Template Operative Dictation (Open)

Preoperative Diagnosis

Intact foreskin/phimosis

Postoperative Diagnosis

Same as preoperative diagnosis

Findings

Intact foreskin/phimosis

Procedure(s) Performed

Circumcision

Anesthesia

General/local

Specimen

Foreskin (no need to send as specimen unless concern for abnormal pathology or institutional policy)

Estimated Blood Loss

Minimal

Indications

This is a/an ___-day/week/month/year-old male with an intact foreskin. The family did request circumcision.

Procedure in Detail

Following satisfactory induction of general anesthesia, the patient was placed in the supine position on the operating room bed and appropriately padded. A surgical timeout was performed to identify the patient and confirm the procedure. The foreskin was manually retracted clearing preputial adhesions and smegma. The penis and pubic area was then prepped and draped in the typical sterile fashion. In the surgical field, a local penile block was performed, the foreskin was retracted, and a 5-0 Proline holding suture was then placed in the glans dorsal to the meatus. With the penis on stretch using the holding suture, the frenulum was incised with electrocautery and the base coagulated for hemostasis. A 1–2-cm glans collar was marked and incised with electrocautery on cutting current, taking care to only cut the skin layer and avoid any injury to deeper tissues. The penis was then partially degloved using electrocautery. Again with the penis on full stretch, the foreskin was reduced over the glans and the proximal incision was marked just distal to the imprint of the free edge of the glans collar. The proximal circumferential incision was made using electrocautery on cutting current.
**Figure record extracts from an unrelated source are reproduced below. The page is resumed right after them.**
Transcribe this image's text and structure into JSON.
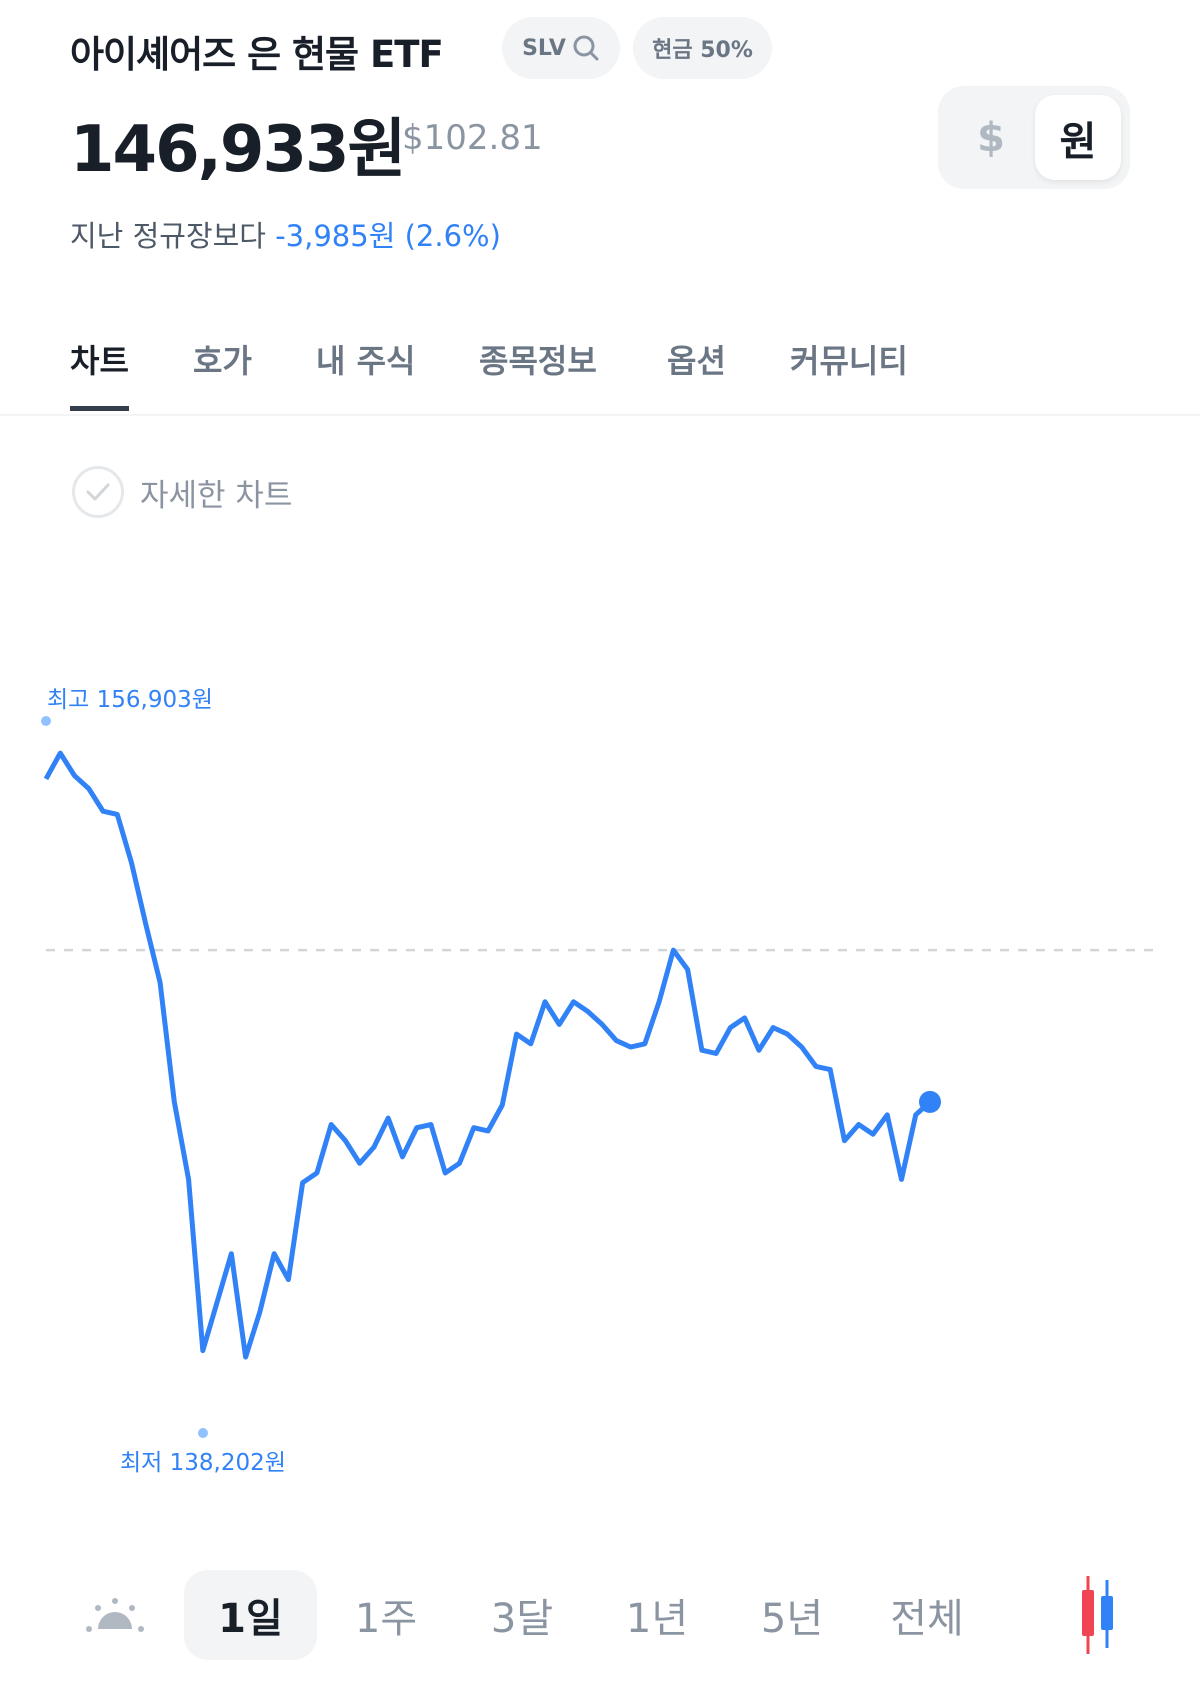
{
  "header": {
    "title": "아이셰어즈 은 현물 ETF",
    "ticker_chip": "SLV",
    "cash_chip": "현금 50%",
    "price": "146,933원",
    "price_usd": "$102.81",
    "change_prefix": "지난 정규장보다",
    "change_value": "-3,985원 (2.6%)"
  },
  "currency_toggle": {
    "options": [
      "$",
      "원"
    ],
    "selected": "원"
  },
  "tabs": [
    {
      "label": "차트",
      "active": true
    },
    {
      "label": "호가"
    },
    {
      "label": "내 주식"
    },
    {
      "label": "종목정보"
    },
    {
      "label": "옵션"
    },
    {
      "label": "커뮤니티"
    }
  ],
  "detail_chart": {
    "label": "자세한 차트",
    "checked": false
  },
  "chart_data": {
    "type": "line",
    "high_label": "최고 156,903원",
    "low_label": "최저 138,202원",
    "ylim": [
      138202,
      156903
    ],
    "reference_line": 150800,
    "line_color": "#3182f6",
    "values": [
      156100,
      156900,
      156200,
      155800,
      155100,
      155000,
      153500,
      151600,
      149800,
      146100,
      143700,
      138400,
      139900,
      141400,
      138200,
      139600,
      141400,
      140600,
      143600,
      143900,
      145400,
      144900,
      144200,
      144700,
      145600,
      144400,
      145300,
      145400,
      143900,
      144200,
      145300,
      145200,
      146000,
      148200,
      147900,
      149200,
      148500,
      149200,
      148900,
      148500,
      148000,
      147800,
      147900,
      149200,
      150800,
      150200,
      147700,
      147600,
      148400,
      148700,
      147700,
      148400,
      148200,
      147800,
      147200,
      147100,
      144900,
      145400,
      145100,
      145700,
      143700,
      145700,
      146100
    ]
  },
  "periods": [
    {
      "label": "1일",
      "active": true
    },
    {
      "label": "1주"
    },
    {
      "label": "3달"
    },
    {
      "label": "1년"
    },
    {
      "label": "5년"
    },
    {
      "label": "전체"
    }
  ],
  "icons": {
    "sunrise": "sunrise-icon",
    "candle": "candlestick-icon"
  }
}
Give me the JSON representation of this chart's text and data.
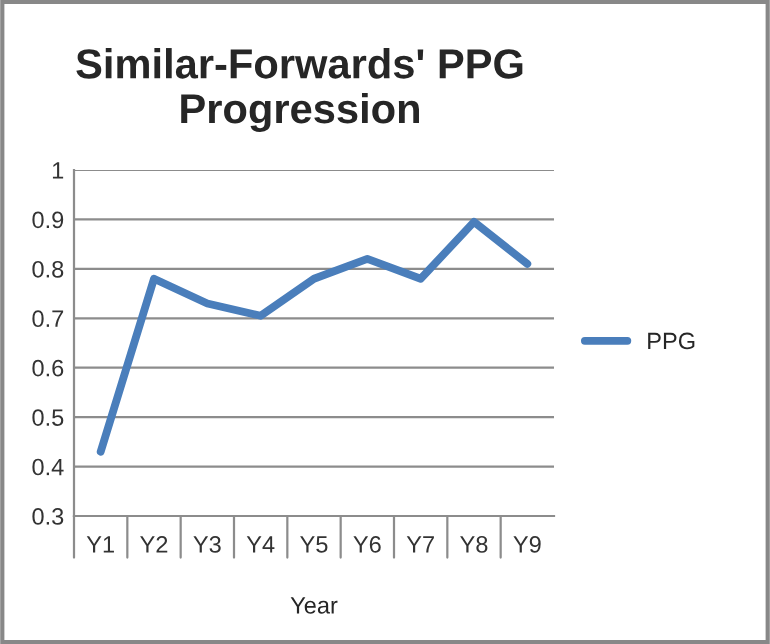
{
  "chart_data": {
    "type": "line",
    "title": "Similar-Forwards' PPG\nProgression",
    "xlabel": "Year",
    "categories": [
      "Y1",
      "Y2",
      "Y3",
      "Y4",
      "Y5",
      "Y6",
      "Y7",
      "Y8",
      "Y9"
    ],
    "series": [
      {
        "name": "PPG",
        "color": "#4a7ebb",
        "values": [
          0.43,
          0.78,
          0.73,
          0.705,
          0.78,
          0.82,
          0.78,
          0.895,
          0.81
        ]
      }
    ],
    "ylim": [
      0.3,
      1
    ],
    "yticks": [
      0.3,
      0.4,
      0.5,
      0.6,
      0.7,
      0.8,
      0.9,
      1
    ],
    "grid": "y",
    "legend": "right",
    "marker": "none",
    "line_style": "solid"
  }
}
A longitudinal incision connecting the two circumferential incisions was made and the intervening foreskin was removed. Hemostasis was achieved with electrocautery. The two skin edges were reapproximated using interrupted 5-0 chromic sutures. A medium tegaderm was cut to size, and then placed as a wrap dressing allong the entire length of the penis. The holding suture was removed. The patient tolerated the procedure well, was extubated in the operating room, and was transported to the post anesthesia care unit in stable condition.